L’attente anxieuse est une épreuve dévastatrice. Surtout lorsqu’on est face au risque de développer une maladie qui peut ruiner votre vie. Plus encore, lorsque cette attente se prolonge dans l’incertitude pendant des années.
Une avancée historique pour les victimes
C’est ce dommage très particulier que la Cour de cassation vient de reconnaître pleinement sous le nom de préjudice d’anxiété. Lors d’une séance solennelle, le 29 mai 2026, le premier président de la haute juridiction a déclaré qu’il s’agissait de compléter ainsi l’édifice du préjudice corporel. C’est donc une avancée historique pour les victimes.
Le préjudice d’anxiété est né dans le droit social pour les travailleurs exposés à l’amiante. Ce matériau, utilisé dans la construction pour ses propriétés isolantes, peut provoquer des atteintes graves au système respiratoire qui vont du simple essoufflement au cancer. Or, selon la forme et la durée de l’exposition à l’amiante, ces ravages peuvent survenir plus ou moins rapidement et sous une forme plus ou moins grave. Les travailleurs qui ont été exposés avant que l’amiante soit proscrite et éliminée, sont donc condamnées à attendre que les symptômes surgissent, astreints à une surveillance continue. Et à vivre dans une inquiétude permanente.
Dès 2010 pour les victimes de l’amiante puis de toutes les substances nocives
Ce préjudice d’anxiété a été reconnu par la Cour de cassation dès 2010 Il a été étendu peu à peu à la contamination par d’autres matériaux dangereux, puis aux expositions à des substances nocives. C’est le cas du Distilbène, prescrit en France à plus de 200.000 femmes enceintes entre 1948 et 1977, qui peut provoquer chez leurs filles des malformations génitales et des cancers. Ou celui du Mediator, médicament prescrit aux personnes diabétique et pouvant provoquer des maladies graves.
En 2018, la Cour de cassation a considéré que, de la même façon, les femmes porteuses d’implants mammaires PIP défectueux vivaient dans l’angoisse constante de développer des complications graves. Le préjudice d’angoisse a été également reconnu pour toutes les victimes d’une contamination lors d’anciennes transfusions sanguines qui demeurent sous la menace permanente mais imprévisible de développer une hépatite C.

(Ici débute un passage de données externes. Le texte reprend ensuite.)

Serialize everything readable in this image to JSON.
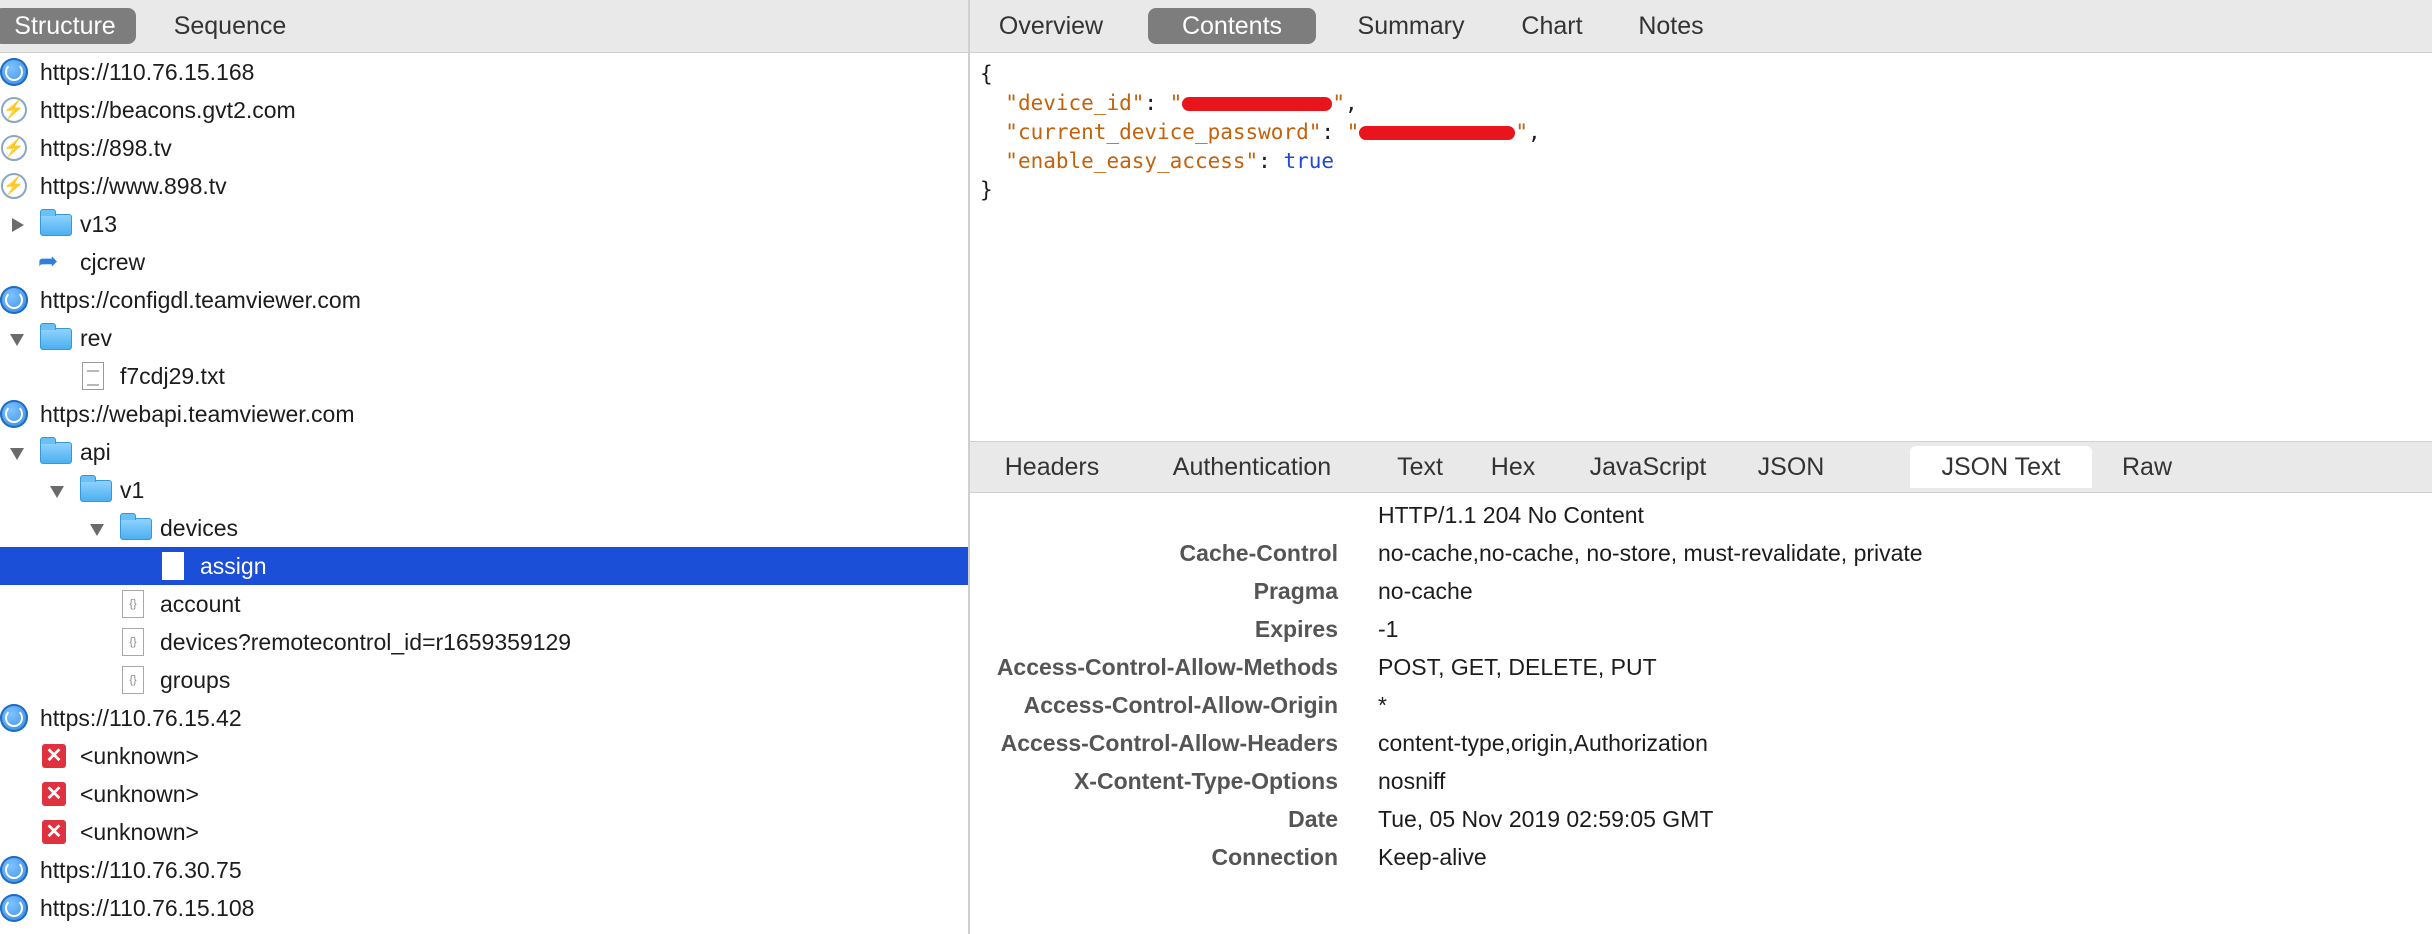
{
  "left_tabs": {
    "structure": "Structure",
    "sequence": "Sequence"
  },
  "tree": [
    {
      "label": "https://110.76.15.168",
      "icon": "globe-icon"
    },
    {
      "label": "https://beacons.gvt2.com",
      "icon": "lightning-icon"
    },
    {
      "label": "https://898.tv",
      "icon": "lightning-icon"
    },
    {
      "label": "https://www.898.tv",
      "icon": "lightning-icon"
    },
    {
      "label": "v13",
      "icon": "folder-icon"
    },
    {
      "label": "cjcrew",
      "icon": "redirect-icon"
    },
    {
      "label": "https://configdl.teamviewer.com",
      "icon": "globe-icon"
    },
    {
      "label": "rev",
      "icon": "folder-icon"
    },
    {
      "label": "f7cdj29.txt",
      "icon": "text-file-icon"
    },
    {
      "label": "https://webapi.teamviewer.com",
      "icon": "globe-icon"
    },
    {
      "label": "api",
      "icon": "folder-icon"
    },
    {
      "label": "v1",
      "icon": "folder-icon"
    },
    {
      "label": "devices",
      "icon": "folder-icon"
    },
    {
      "label": "assign",
      "icon": "document-icon"
    },
    {
      "label": "account",
      "icon": "json-file-icon"
    },
    {
      "label": "devices?remotecontrol_id=r1659359129",
      "icon": "json-file-icon"
    },
    {
      "label": "groups",
      "icon": "json-file-icon"
    },
    {
      "label": "https://110.76.15.42",
      "icon": "globe-icon"
    },
    {
      "label": "<unknown>",
      "icon": "error-icon"
    },
    {
      "label": "<unknown>",
      "icon": "error-icon"
    },
    {
      "label": "<unknown>",
      "icon": "error-icon"
    },
    {
      "label": "https://110.76.30.75",
      "icon": "globe-icon"
    },
    {
      "label": "https://110.76.15.108",
      "icon": "globe-icon"
    }
  ],
  "right_tabs": {
    "overview": "Overview",
    "contents": "Contents",
    "summary": "Summary",
    "chart": "Chart",
    "notes": "Notes"
  },
  "json_body": {
    "open": "{",
    "close": "}",
    "k1": "\"device_id\"",
    "k2": "\"current_device_password\"",
    "k3": "\"enable_easy_access\"",
    "colon": ": ",
    "quote": "\"",
    "comma": ",",
    "v3": "true"
  },
  "lower_tabs": {
    "headers": "Headers",
    "authentication": "Authentication",
    "text": "Text",
    "hex": "Hex",
    "javascript": "JavaScript",
    "json": "JSON",
    "json_text": "JSON Text",
    "raw": "Raw"
  },
  "response": {
    "status_line": "HTTP/1.1 204 No Content",
    "headers": [
      {
        "name": "Cache-Control",
        "value": "no-cache,no-cache, no-store, must-revalidate, private"
      },
      {
        "name": "Pragma",
        "value": "no-cache"
      },
      {
        "name": "Expires",
        "value": "-1"
      },
      {
        "name": "Access-Control-Allow-Methods",
        "value": "POST, GET, DELETE, PUT"
      },
      {
        "name": "Access-Control-Allow-Origin",
        "value": "*"
      },
      {
        "name": "Access-Control-Allow-Headers",
        "value": "content-type,origin,Authorization"
      },
      {
        "name": "X-Content-Type-Options",
        "value": "nosniff"
      },
      {
        "name": "Date",
        "value": "Tue, 05 Nov 2019 02:59:05 GMT"
      },
      {
        "name": "Connection",
        "value": "Keep-alive"
      }
    ]
  },
  "colors": {
    "selection": "#1c4fd8",
    "json_key": "#c4620b",
    "json_bool": "#1f48d6",
    "redaction": "#e8161c"
  }
}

Le délai de prescription passe à 10 ans
Une difficulté sérieuse paralysait néanmoins les victimes concernées. Considéré comme un dommage résultant d’un acte délictuel, le préjudice d’anxiété était soumis à une prescription de 5 ans à partir de la date à laquelle « la victime a connaissance ou aurait dû avoir connaissance lui permettant d’exercer une action en justice ». Une définition complexe et un délai trop court pour beaucoup de victimes noyées dans le doute et la désinformation.
Pour sortir les victimes de ces difficultés, la Cour de cassation vient donc d’affirmer que ce type d’anxiété et bien un nouveau préjudice corporel. Il bénéficie maintenant d’une définition officielle : « la souffrance psychique éprouvée par une personne qui a été exposée à une substance nocive et qui se trouve, de ce fait, dans l’incertitude de développer une maladie grave »
La connaissance de l’exposition par la victime suffit à établir le préjudice
Plus besoin comme auparavant de prouver par expertise sa souffrance psychique et son lien avec l’exposition. Avoir connaissance de l’exposition à la substance nocive suffit à établir pour la victime le préjudice d’anxiété.
Comme pour tous les préjudices corporels, le délai de prescription pour solliciter une indemnisation passe à 10 ans à partir de la date de consolidation.
Comment déterminer cette date ? La Cour de cassation l’a précisé dans la même décision.
« Si le risque de développer une pathologie grave s’est réalisé et qu’une date de consolidation de ce dommage a été fixée, la prescription court à compter de cette date. Cette date est la même pour tous les préjudices subis par la victime de cette exposition à une substance toxique ou nocive : y compris son préjudice d’anxiété. « Si le risque de développer une maladie ne se réalise pas, reste le préjudice d’anxiété. Dans ce cas, le dommage est consolidé le jour où la victime apprend à la fois :
- avoir été exposée à cette substance ;
- les risques qu’elle encourt ;
- qui doit en répondre.
Tant que la victime est exposée à la substance toxique ou nocive, le délai de prescription ne s’écoule pas ».